Assoc. Prof. Yothin Sawangdee, Ph.D

Workshop #1

How to Plan, Write, and Communicate an Effective Health Policy Brief

Assoc. Prof. Yothin Sawangdee, Ph.D

Institute for Population and Social Research – Mahidol University, Thailand


Knowledge produced through research must be translated into understandable, accessible, and relevant evidence that can be used by decision makers to mobilize resources, formulate policy, implement programs, and evaluate impact. However, shortcomings found in the translation process mean that evidence is not always utilized as effectively as it could be. Indeed, research findings are often not synthesized, packaged, or contextualized for those very audiences that could have the largest benefit. The resulting discontinuity between research and action is sometimes referred to as the “knowledge-action gap.”

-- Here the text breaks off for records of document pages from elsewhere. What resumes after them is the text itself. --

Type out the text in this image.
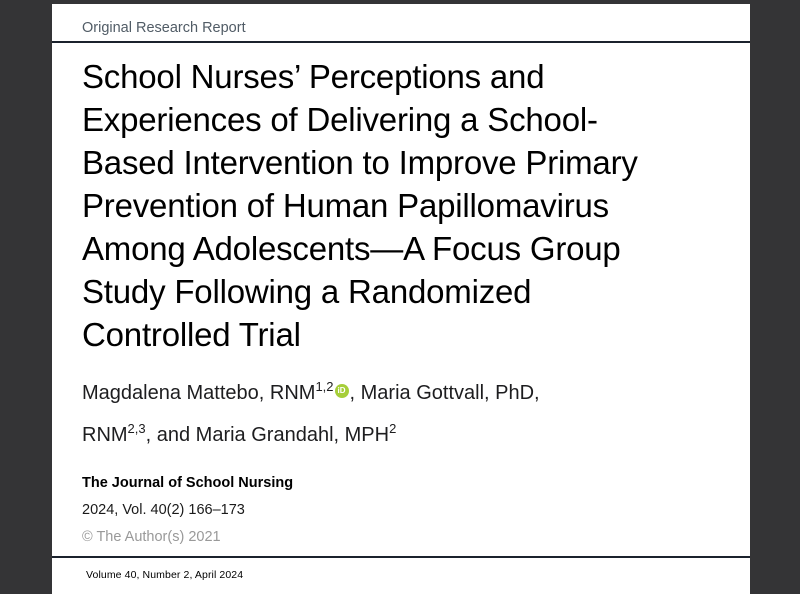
Original Research Report
School Nurses’ Perceptions and
Experiences of Delivering a School-
Based Intervention to Improve Primary
Prevention of Human Papillomavirus
Among Adolescents—A Focus Group
Study Following a Randomized
Controlled Trial
Magdalena Mattebo, RNM$^{1,2}$ iD , Maria Gottvall, PhD,
RNM$^{2,3}$, and Maria Grandahl, MPH$^2$
The Journal of School Nursing
2024, Vol. 40(2) 166–173
© The Author(s) 2021
Volume 40, Number 2, April 2024
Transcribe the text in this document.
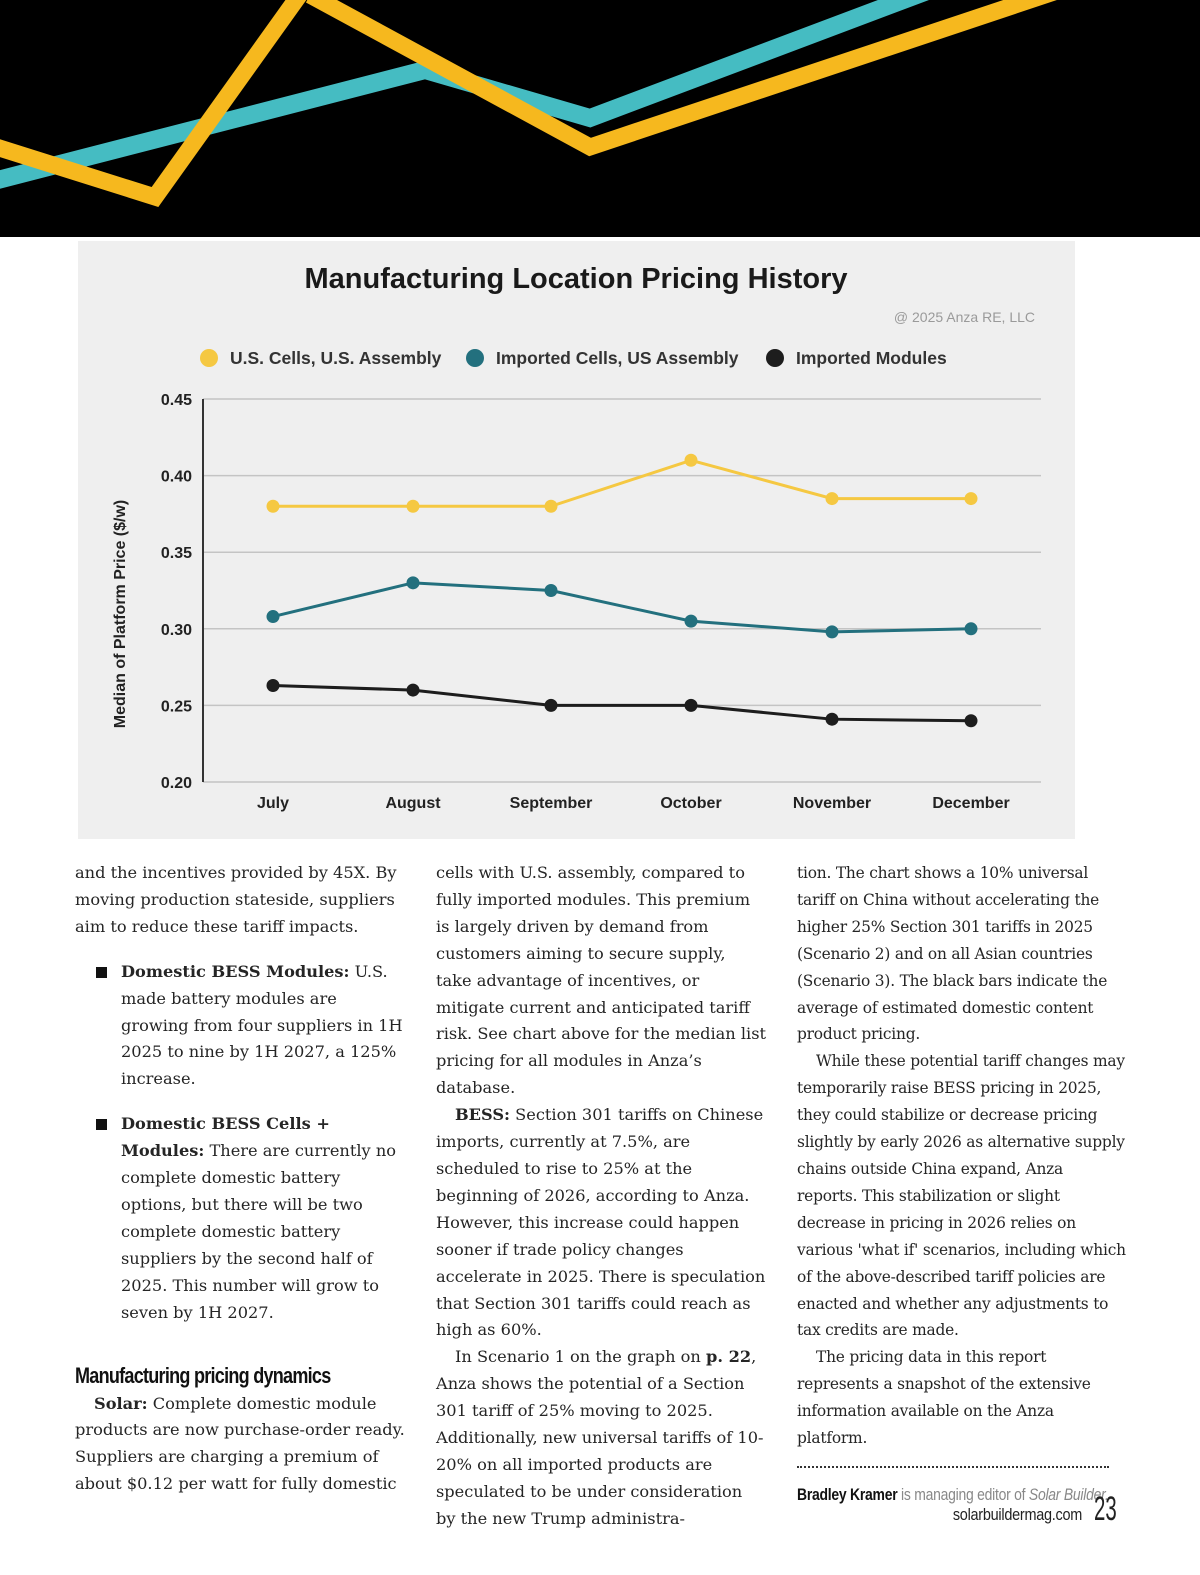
Manufacturing Location Pricing History
@ 2025 Anza RE, LLC
U.S. Cells, U.S. Assembly	Imported Cells, US Assembly	Imported Modules
0.20
0.25
0.30
0.35
0.40
0.45
July	August	September	October	November	December
Median of Platform Price ($/w)

and the incentives provided by 45X. By moving production stateside, suppliers aim to reduce these tariff impacts.

Domestic BESS Modules: U.S. made battery modules are growing from four suppliers in 1H 2025 to nine by 1H 2027, a 125% increase.

Domestic BESS Cells + Modules: There are currently no complete domestic battery options, but there will be two complete domestic battery suppliers by the second half of 2025. This number will grow to seven by 1H 2027.

Manufacturing pricing dynamics

Solar: Complete domestic module products are now purchase-order ready. Suppliers are charging a premium of about $0.12 per watt for fully domestic

cells with U.S. assembly, compared to fully imported modules. This premium is largely driven by demand from customers aiming to secure supply, take advantage of incentives, or mitigate current and anticipated tariff risk. See chart above for the median list pricing for all modules in Anza’s database.

BESS: Section 301 tariffs on Chinese imports, currently at 7.5%, are scheduled to rise to 25% at the beginning of 2026, according to Anza. However, this increase could happen sooner if trade policy changes accelerate in 2025. There is speculation that Section 301 tariffs could reach as high as 60%.

In Scenario 1 on the graph on p. 22, Anza shows the potential of a Section 301 tariff of 25% moving to 2025. Additionally, new universal tariffs of 10-20% on all imported products are speculated to be under consideration by the new Trump administra-

tion. The chart shows a 10% universal tariff on China without accelerating the higher 25% Section 301 tariffs in 2025 (Scenario 2) and on all Asian countries (Scenario 3). The black bars indicate the average of estimated domestic content product pricing.

While these potential tariff changes may temporarily raise BESS pricing in 2025, they could stabilize or decrease pricing slightly by early 2026 as alternative supply chains outside China expand, Anza reports. This stabilization or slight decrease in pricing in 2026 relies on various 'what if' scenarios, including which of the above-described tariff policies are enacted and whether any adjustments to tax credits are made.

The pricing data in this report represents a snapshot of the extensive information available on the Anza platform.

Bradley Kramer is managing editor of Solar Builder.
solarbuildermag.com 23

Although many health care professionals are interested in health policy, relatively few have training in how to utilize their clinical experience and scientific knowledge to impact policy. Providing a summary of results from peer-reviewed papers in a format that is easily accessible to community advocates, and to policy makers (often elected officials with limited content area knowledge, training, or time), can facilitate policy discussion and change. One of the approaches to summarize results for consumption by community members and policy makers is the “policy brief.”

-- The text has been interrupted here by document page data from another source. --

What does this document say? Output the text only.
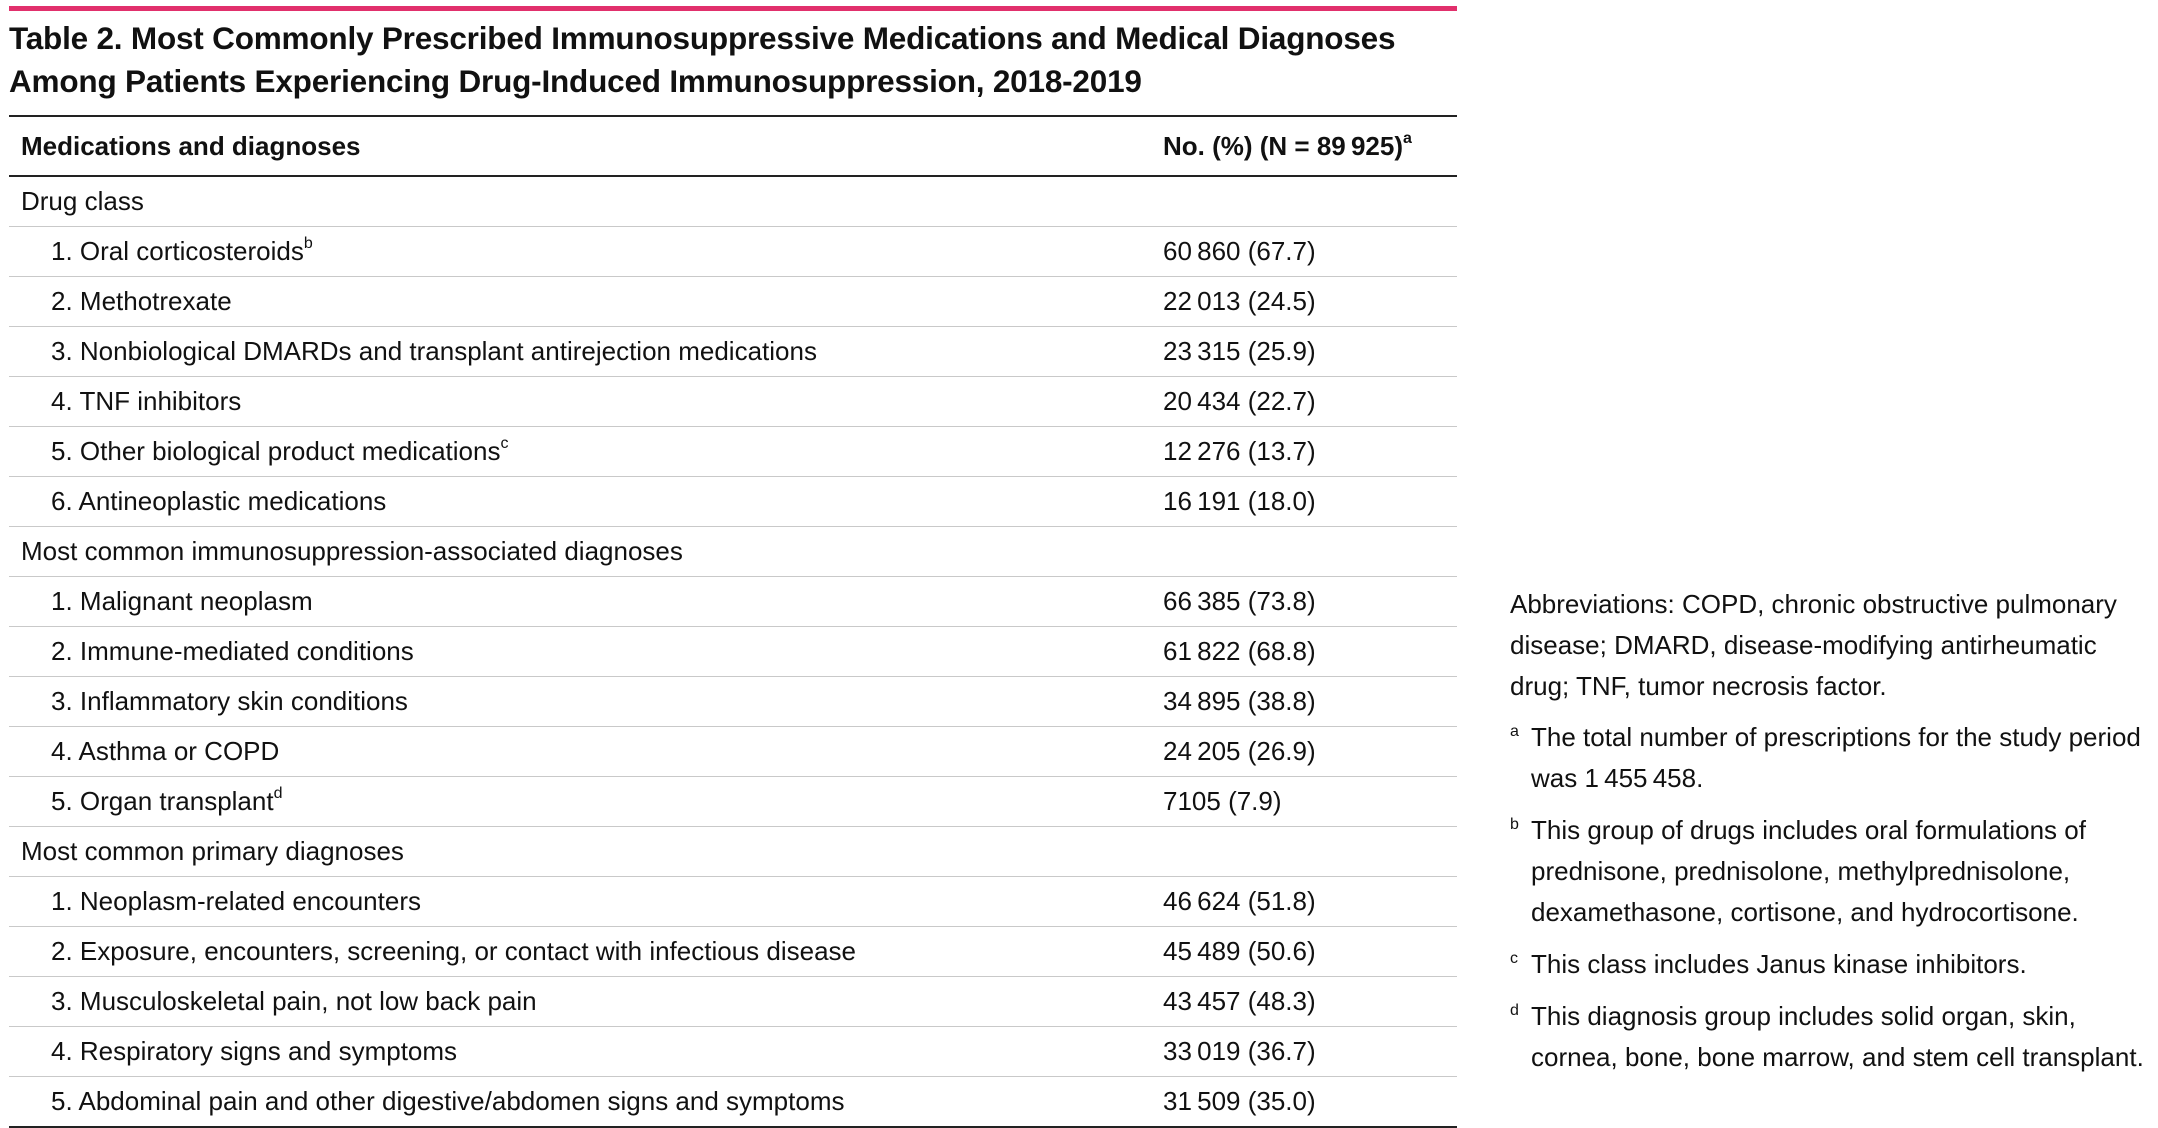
Table 2. Most Commonly Prescribed Immunosuppressive Medications and Medical Diagnoses Among Patients Experiencing Drug-Induced Immunosuppression, 2018-2019
Medications and diagnoses	No. (%) (N = 89 925)$^a$
Drug class
1. Oral corticosteroids$^b$	60 860 (67.7)
2. Methotrexate	22 013 (24.5)
3. Nonbiological DMARDs and transplant antirejection medications	23 315 (25.9)
4. TNF inhibitors	20 434 (22.7)
5. Other biological product medications$^c$	12 276 (13.7)
6. Antineoplastic medications	16 191 (18.0)
Most common immunosuppression-associated diagnoses
1. Malignant neoplasm	66 385 (73.8)
2. Immune-mediated conditions	61 822 (68.8)
3. Inflammatory skin conditions	34 895 (38.8)
4. Asthma or COPD	24 205 (26.9)
5. Organ transplant$^d$	7105 (7.9)
Most common primary diagnoses
1. Neoplasm-related encounters	46 624 (51.8)
2. Exposure, encounters, screening, or contact with infectious disease	45 489 (50.6)
3. Musculoskeletal pain, not low back pain	43 457 (48.3)
4. Respiratory signs and symptoms	33 019 (36.7)
5. Abdominal pain and other digestive/abdomen signs and symptoms	31 509 (35.0)
Abbreviations: COPD, chronic obstructive pulmonary disease; DMARD, disease-modifying antirheumatic drug; TNF, tumor necrosis factor.
a The total number of prescriptions for the study period was 1 455 458.
b This group of drugs includes oral formulations of prednisone, prednisolone, methylprednisolone, dexamethasone, cortisone, and hydrocortisone.
c This class includes Janus kinase inhibitors.
d This diagnosis group includes solid organ, skin, cornea, bone, bone marrow, and stem cell transplant.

In this session, you will be guided by Yothin Sawangdee to understand how to plan, write, and communicate an effective health policy brief. He is an Associate Professor at Institute for Population and Social Research, Mahidol University, Thailand. He is an expert in demography, poverty, migration, and socio-economic development and mortality. He obtained a Master of Arts in Demography from Mahidol University, Thailand and a Doctor in Sociology from The University of North Carolina at Chapel Hill, USA. He writes a lot about socio-demographic determinant of health, family planning, woman’s health, migration, mental health, and other population health-related issues.